For the newly starting C5 project – Carbon Conversion Cycles: From Cultivation to Construction, the conference provided an important opportunity to connect the project’s objectives with a wider European discussion on circular carbon value chains.
The central theme of the conference was “From Waste to Value – A System of Opportunities”. It highlighted a simple but powerful idea: residual biomass, agricultural resources and organic waste streams can become valuable resources — but only if cultivation, processing, application, markets and regional cooperation are developed together.
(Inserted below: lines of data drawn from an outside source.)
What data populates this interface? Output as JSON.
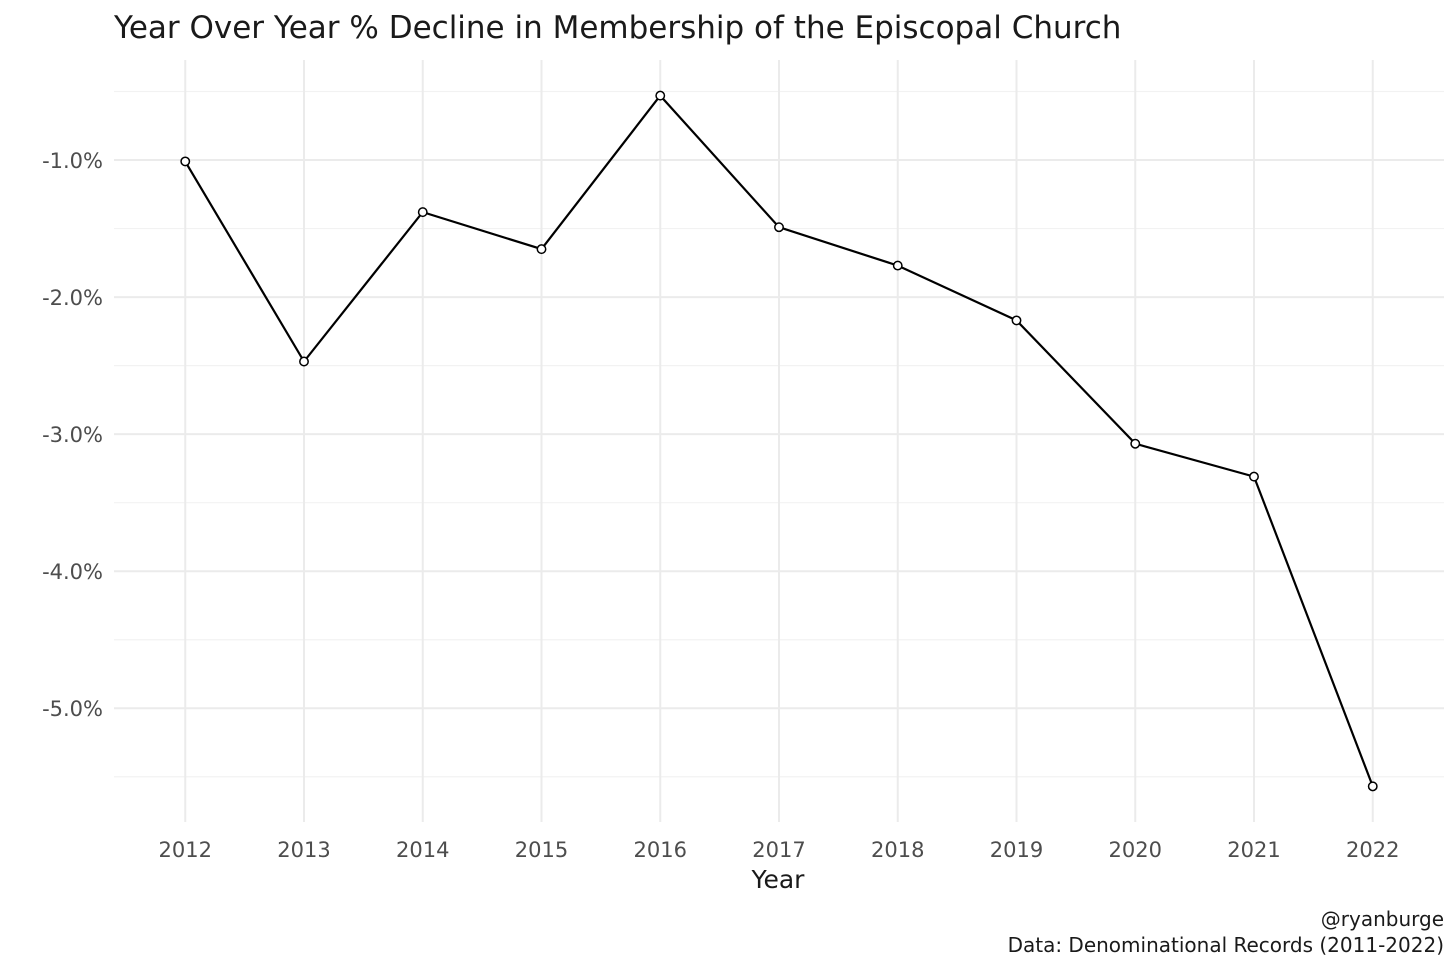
{
  "chart_data": {
    "type": "line",
    "title": "Year Over Year % Decline in Membership of the Episcopal Church",
    "xlabel": "Year",
    "ylabel": "",
    "x": [
      2012,
      2013,
      2014,
      2015,
      2016,
      2017,
      2018,
      2019,
      2020,
      2021,
      2022
    ],
    "values": [
      -1.01,
      -2.47,
      -1.38,
      -1.65,
      -0.53,
      -1.49,
      -1.77,
      -2.17,
      -3.07,
      -3.31,
      -5.57
    ],
    "x_tick_labels": [
      "2012",
      "2013",
      "2014",
      "2015",
      "2016",
      "2017",
      "2018",
      "2019",
      "2020",
      "2021",
      "2022"
    ],
    "y_ticks": [
      -1.0,
      -2.0,
      -3.0,
      -4.0,
      -5.0
    ],
    "y_tick_labels": [
      "-1.0%",
      "-2.0%",
      "-3.0%",
      "-4.0%",
      "-5.0%"
    ],
    "ylim": [
      -5.83,
      -0.27
    ],
    "xlim": [
      2011.4,
      2022.6
    ],
    "grid": true,
    "caption": [
      "@ryanburge",
      "Data: Denominational Records (2011-2022)"
    ],
    "colors": {
      "line": "#000000",
      "point_fill": "#ffffff",
      "grid": "#ebebeb"
    }
  }
}
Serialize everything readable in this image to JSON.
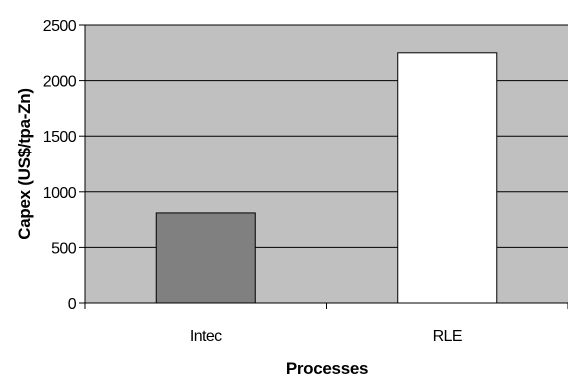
{
  "chart_data": {
    "type": "bar",
    "title": "",
    "xlabel": "Processes",
    "ylabel": "Capex (US$/tpa-Zn)",
    "categories": [
      "Intec",
      "RLE"
    ],
    "values": [
      810,
      2250
    ],
    "ylim": [
      0,
      2500
    ],
    "yticks": [
      0,
      500,
      1000,
      1500,
      2000,
      2500
    ],
    "grid": true,
    "legend": "none",
    "colors": {
      "plot_background": "#c0c0c0",
      "gridline": "#000000",
      "bars": [
        "#808080",
        "#ffffff"
      ],
      "bar_outline": "#000000"
    }
  }
}
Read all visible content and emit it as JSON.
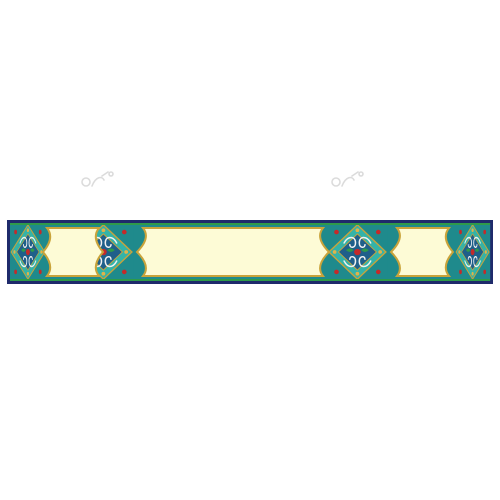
{
  "banner": {
    "panel_count": 3,
    "colors": {
      "navy_frame": "#1f2a6b",
      "green_rule": "#2e9a4a",
      "teal_ornament": "#1f8a8c",
      "turquoise_ornament": "#34b3a8",
      "gold_outline": "#c9a33a",
      "red_accent": "#c42a2a",
      "cream_panel": "#fdfbd6"
    }
  },
  "watermarks": [
    {
      "icon": "pngtree-watermark-logo"
    },
    {
      "icon": "pngtree-watermark-logo"
    }
  ]
}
Connecting different perspectives
Across presentations, workshops and discussions, several topics were explored that are directly relevant for C5:
- green waste and agricultural residues as local resources
- hemp as a multifunctional crop with diverse material applications
- woody biomass such as willow for energy, materials and other product pathways
- biochar as a circular carbon product with applications in soil, water, construction and purification
- construction as a sector with strong potential for circular and bio-based alternatives
These perspectives reflect the central idea of C5: circular carbon solutions cannot be developed in isolation. The project connects different biomass sources, cultivation systems, conversion processes and construction-related applications into broader Cultivation-to-Construction value chains.
From innovation to implementation
A key theme throughout the conference was the gap between promising ideas and real-world implementation. Many circular carbon solutions already exist at technical or pilot level, but wider uptake still faces challenges.
These include unclear business cases, complex certification requirements, fragmented value chains, limited awareness among stakeholders and logistical barriers between cultivation, processing and end use.
For C5, these challenges are highly relevant. The project aims not only to test new material and biomass applications, but also to understand what is needed to make circular carbon value chains practical, transferable and economically meaningful.
Why the conference mattered for C5
The THREE C Network Conference showed that the foundations for a Circular Carbon Economy are already visible. Many actors are working on promising solutions — from biochar and biomass conversion to hemp-based materials, willow applications, green waste use and circular construction.
At the same time, the conference made clear that stronger connections are needed between ideas, regions, sectors and markets. This is where C5 can contribute.
By linking rural biomass production with circular applications in the construction sector, C5 aims to support new regional value chains, create added value for rural and peri-urban areas, and contribute to a more resource-efficient economy across North-West Europe.
Events such as the THREE C Network Conference are therefore more than moments of exchange. They help build the networks, trust and shared understanding needed to move circular carbon solutions from individual ideas towards practical implementation.